Арсений смотрит на свою жену, изучает, словно видит её в первый раз. Он даже улыбнуться нормально не может, вообще ничего не может, просто замирает так, положив руки на стол и смотря прямо ей в глаза.
Чувство такое, будто пару месяцев не виделись.
У Арсения в голове — такой хаос, что просто жутко становится. Внутри никак не умещается, что буквально час назад он был с Антоном, проснулся с ним этим утром и — о боже — сейчас он со своей женой.
Всё смешивается, закручивается, и голова начинает слабо кружиться, когда Арсений наконец-то выдыхает тихое «Привет».
— Закажешь что-нибудь? — спрашивает девушка, и у Попова чувство такое, будто она снова не знает о его изменах, будто Антон смолчал пару дней назад и они опять счастливая семья.
Арсений чуть было не бросает «Я у Шаста кофе выпил», но тут же замирает, не проронив ни слова, но до боли сжав кулаки.
— Не хочу, — говорит он, качая головой.
Они снова молчат. Арсений не торопит — зачем, если его жене нужно время, чтобы справиться с накатывающими чувствами и собраться, чтобы выдавить из себя хотя бы жалкое начало разговора.
Арсений не начинает первый — не знает с чего начать.
Кажется, только затронь эту тему — и он захлебнётся в извинениях, потому что ему действительно настолько жаль, что даже представить страшно и объяснить-то — невозможно, потому что как объяснить, что внутри-то, под рёбрами, дорогая, знаешь, так сильно болит, что сдохнуть хочется, лишь бы перестало.
Арсений всё-таки улыбается. Слабо, грустно.
— Ты у Антона ночевал? — спрашивает его жена, и у Попова лицо вмиг становится до неприятного серьёзным.
Он опускает взгляд на светло-серую столешницу и еле слышно выговаривает «Да».
Нет уже смысла врать.
Девушка кивает, и Арсению думается, будто она сама не знала, зачем задала этот вопрос — наверное, просто хотела убедиться — в который раз резанув себя осознанием — что вот она — правда, вот она — реальность, где её муж спит с парнем, и нихрена у них не всё хорошо, как в сопливых фильмах.

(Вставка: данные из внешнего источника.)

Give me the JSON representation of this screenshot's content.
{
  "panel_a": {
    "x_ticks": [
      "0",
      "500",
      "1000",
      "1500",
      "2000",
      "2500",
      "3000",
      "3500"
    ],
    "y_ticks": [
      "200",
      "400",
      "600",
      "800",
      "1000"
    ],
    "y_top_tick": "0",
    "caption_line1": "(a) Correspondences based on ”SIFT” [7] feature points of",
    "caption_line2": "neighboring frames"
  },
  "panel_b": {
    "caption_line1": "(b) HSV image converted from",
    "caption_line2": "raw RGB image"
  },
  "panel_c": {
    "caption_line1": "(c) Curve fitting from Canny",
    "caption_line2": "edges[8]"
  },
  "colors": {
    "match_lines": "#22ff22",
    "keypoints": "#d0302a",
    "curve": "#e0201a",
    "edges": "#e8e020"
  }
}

— Без тебя плохо, — говорит она.
Арсений поджимает губы и молчит.
Ему тоже плохо, чертовски плохо без неё, но если бы он только знал, как об этом сказать.
Ни хрена он не знает.
Поэтому и остаётся только, что смотреть грустно, стыдливо прятать взгляд и мучиться мерзким, едким чувством вины, желчью растекающимся где-то внутри.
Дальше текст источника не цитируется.